For more than 15 years, the foundation has been involved in supporting “efforts to establish economic development clusters, strengthen governance effectiveness in local authorities, address health disparities, and improve people’s quality of life throughout the Galilee,” Dr. Goldberg said.

“We felt that if we can strengthen and support the North, trying to close gaps between the periphery and the center, we could strengthen and support all of Israel.”

For the last five years, the foundation has worked with the Israeli organization Maoz — a diverse network of leaders collaborating on social projects aimed at strengthening socioeconomic resilience — to build a Galilee-focused initiative called Maoz North.

“Having grown its reach and results through multiyear grants, Maoz North was poised to spring into action after October 7 to link and coordinate the problem-solving capacities of experienced leaders who can tackle the specific challenges defining the region’s future,” Dr. Goldberg said.

“Their efforts will be crucial in helping local governments, businesses, and civil society organizations carry out policies and programs that can help restabilize and grow the periphery.”

With Maoz, the Russell Berrie Foundation hosted a Jewish Funders Network meeting soon after the October 7 attacks. This resulted in the formation a new coalition of funders seeking to make a greater impact in the Galilee.

They intend to address specific regional challenges such as violence in Arab towns, a shortage of high-quality and diverse medical personnel, and limited educational opportunities.

“Our aim is to revolutionize the region’s future in ways that make the North the standard-bearer for robust economies, a high quality of life, and thriving, secure communities,” Dr. Goldberg said. “Given our long-term knowledge of the region, our professional team has been proactive in making connections between funders and with grantees.”

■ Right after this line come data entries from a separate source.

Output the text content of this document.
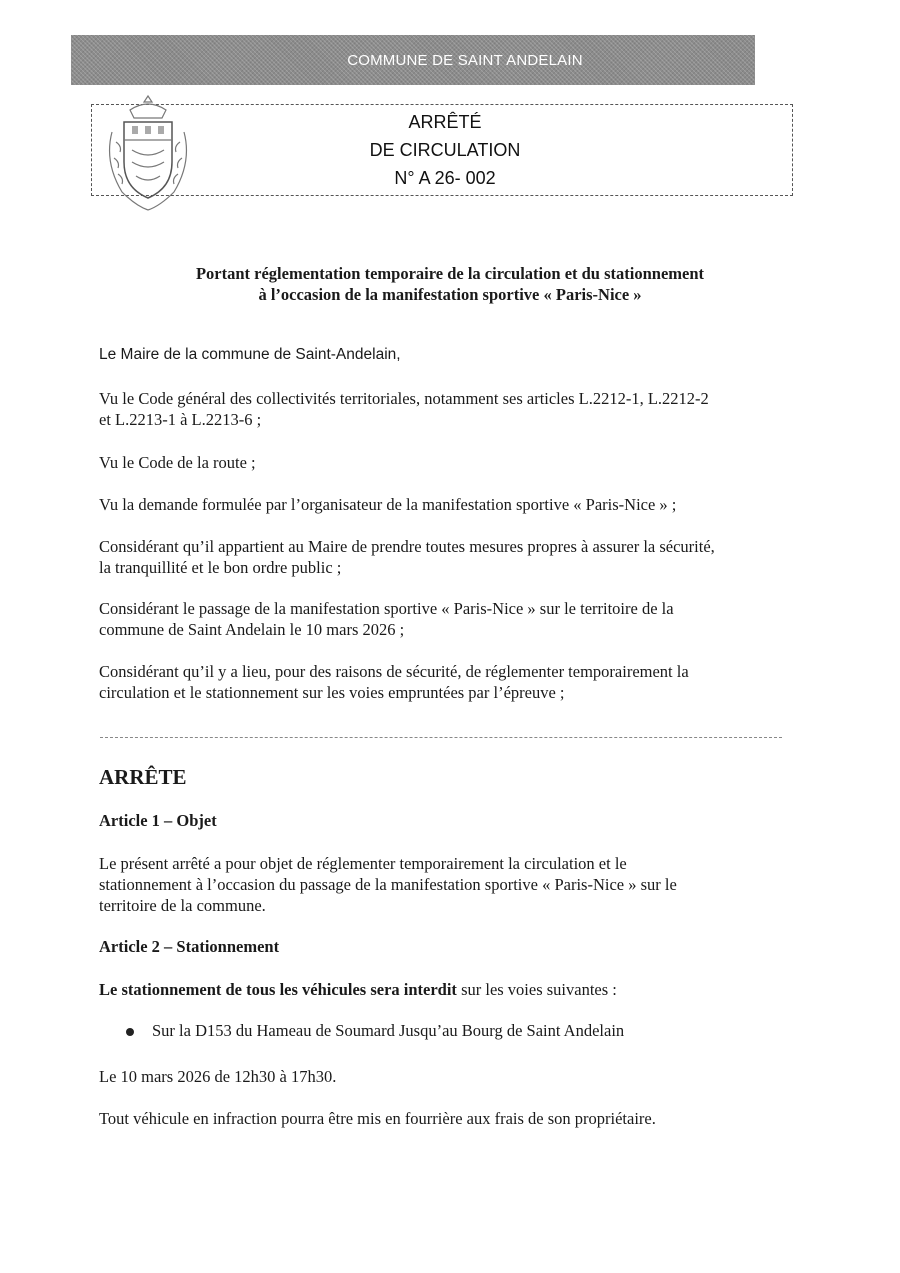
COMMUNE DE SAINT ANDELAIN
ARRÊTÉ
DE CIRCULATION
N° A 26- 002
Portant réglementation temporaire de la circulation et du stationnement
à l’occasion de la manifestation sportive « Paris-Nice »
Le Maire de la commune de Saint-Andelain,
Vu le Code général des collectivités territoriales, notamment ses articles L.2212-1, L.2212-2
et L.2213-1 à L.2213-6 ;
Vu le Code de la route ;
Vu la demande formulée par l’organisateur de la manifestation sportive « Paris-Nice » ;
Considérant qu’il appartient au Maire de prendre toutes mesures propres à assurer la sécurité,
la tranquillité et le bon ordre public ;
Considérant le passage de la manifestation sportive « Paris-Nice » sur le territoire de la
commune de Saint Andelain le 10 mars 2026 ;
Considérant qu’il y a lieu, pour des raisons de sécurité, de réglementer temporairement la
circulation et le stationnement sur les voies empruntées par l’épreuve ;
ARRÊTE
Article 1 – Objet
Le présent arrêté a pour objet de réglementer temporairement la circulation et le
stationnement à l’occasion du passage de la manifestation sportive « Paris-Nice » sur le
territoire de la commune.
Article 2 – Stationnement
Le stationnement de tous les véhicules sera interdit sur les voies suivantes :
Sur la D153 du Hameau de Soumard Jusqu’au Bourg de Saint Andelain
Le 10 mars 2026 de 12h30 à 17h30.
Tout véhicule en infraction pourra être mis en fourrière aux frais de son propriétaire.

The situation in the North unfortunately deteriorated as the government was slow to respond to the needs during this crisis, she continued. Only on May 27 did the government approve the Northern Dawn plan, allocating billions of shekels toward aiding evacuees and rehabilitating and strengthening towns within 9 kilometers of the Lebanese border.

However, Dr. Goldberg pointed out, whole communities have been evacuated for nearly eight months, “and communities that have not been evacuated have no services. There is a severe shortage of teachers, for example, so schoolkids in the North who have remained are getting a minimal education. We’ve been trying to support some grassroots work that is starting to take root to provide that support and we’re also exploring longer-term solutions.”